The pass is throttled and capped (autoRelinkMaxNodes in Settings, default 5,000 active nodes) so it stays fast even as graphs grow. For very large engrams that exceed the cap, you’ll see auto-relink skipped: active node count > maxNodes — recall and search still work; only the cross-doc edge creation is paused.

Content caching: why it matters for recovery

When you ingest a file, the raw bytes are also cached in your Cortex (encrypted, in content/) — by default for any source up to 512MB. This is the difference between:

Cache hit: if you later move/delete the original file, or the .gai file is somehow damaged, you can rebuild from cache without ever touching the original source again. Fast, automatic, no user action beyond clicking “Recover” in the app.
Cache miss (e.g. you raised the cap, or disabled caching): recovery only works if the original file is still at the exact path you ingested it from. If it’s moved, the source shows up as file-missing in the Recovery panel.

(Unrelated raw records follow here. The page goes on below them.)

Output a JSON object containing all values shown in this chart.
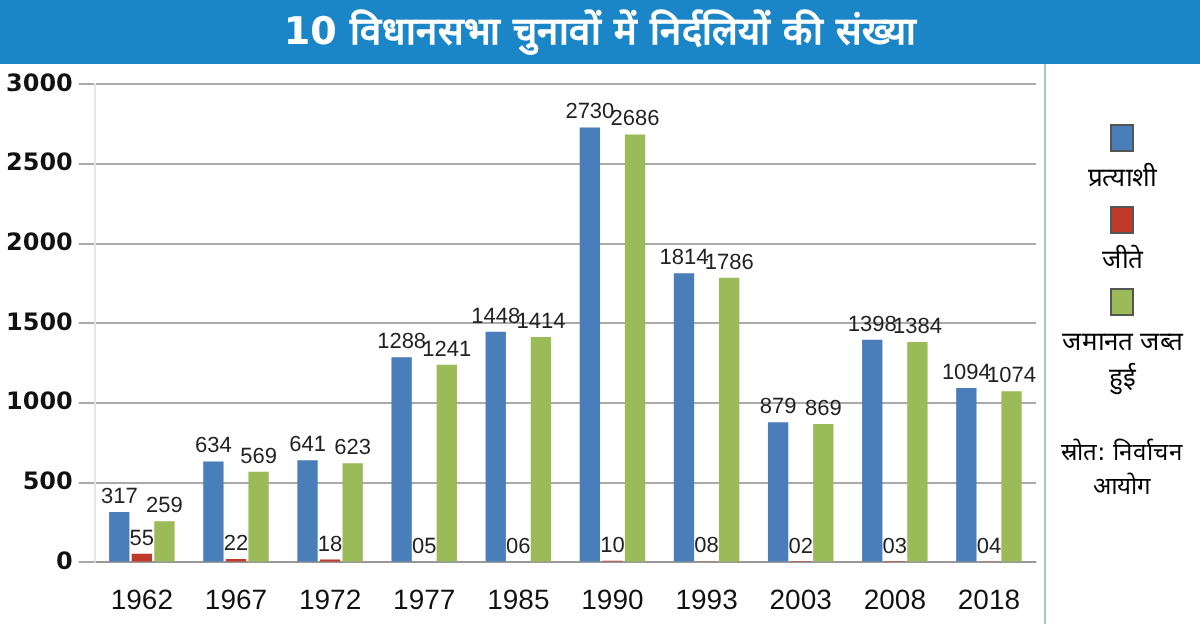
{
  "chart_data": {
    "type": "bar",
    "title": "10 विधानसभा चुनावों में निर्दलियों की संख्या",
    "categories": [
      "1962",
      "1967",
      "1972",
      "1977",
      "1985",
      "1990",
      "1993",
      "2003",
      "2008",
      "2018"
    ],
    "series": [
      {
        "name": "प्रत्याशी",
        "color": "#4a7ebb",
        "values": [
          317,
          634,
          641,
          1288,
          1448,
          2730,
          1814,
          879,
          1398,
          1094
        ],
        "value_labels": [
          "317",
          "634",
          "641",
          "1288",
          "1448",
          "2730",
          "1814",
          "879",
          "1398",
          "1094"
        ]
      },
      {
        "name": "जीते",
        "color": "#c0392b",
        "values": [
          55,
          22,
          18,
          5,
          6,
          10,
          8,
          2,
          3,
          4
        ],
        "value_labels": [
          "55",
          "22",
          "18",
          "05",
          "06",
          "10",
          "08",
          "02",
          "03",
          "04"
        ]
      },
      {
        "name": "जमानत जब्त हुई",
        "color": "#9bbb59",
        "values": [
          259,
          569,
          623,
          1241,
          1414,
          2686,
          1786,
          869,
          1384,
          1074
        ],
        "value_labels": [
          "259",
          "569",
          "623",
          "1241",
          "1414",
          "2686",
          "1786",
          "869",
          "1384",
          "1074"
        ]
      }
    ],
    "ylim": [
      0,
      3000
    ],
    "yticks": [
      0,
      500,
      1000,
      1500,
      2000,
      2500,
      3000
    ],
    "grid": "y",
    "legend": "right",
    "annotations": [
      "स्रोत: निर्वाचन आयोग"
    ]
  }
}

You can change the cache mode and per-source size limit in Settings → Content Cache if you want to trade disk space for recovery flexibility. The default (all mode, 512MB cap) covers most practical sources including large reference manuals.

There is no hard file size limit, but files over ~50 MB of raw text may take several minutes to ingest.

Reingest and update

If a file you’ve ingested has changed, you can reingest it from the Source detail view. The old chunks are replaced with fresh ones from the updated content. The Source’s updated_at timestamp is updated accordingly.

Removing a source

Open the Source in the Graphnosis window and click Remove. This deletes all associated chunks and embeddings from the Cortex. The original file on disk is not touched.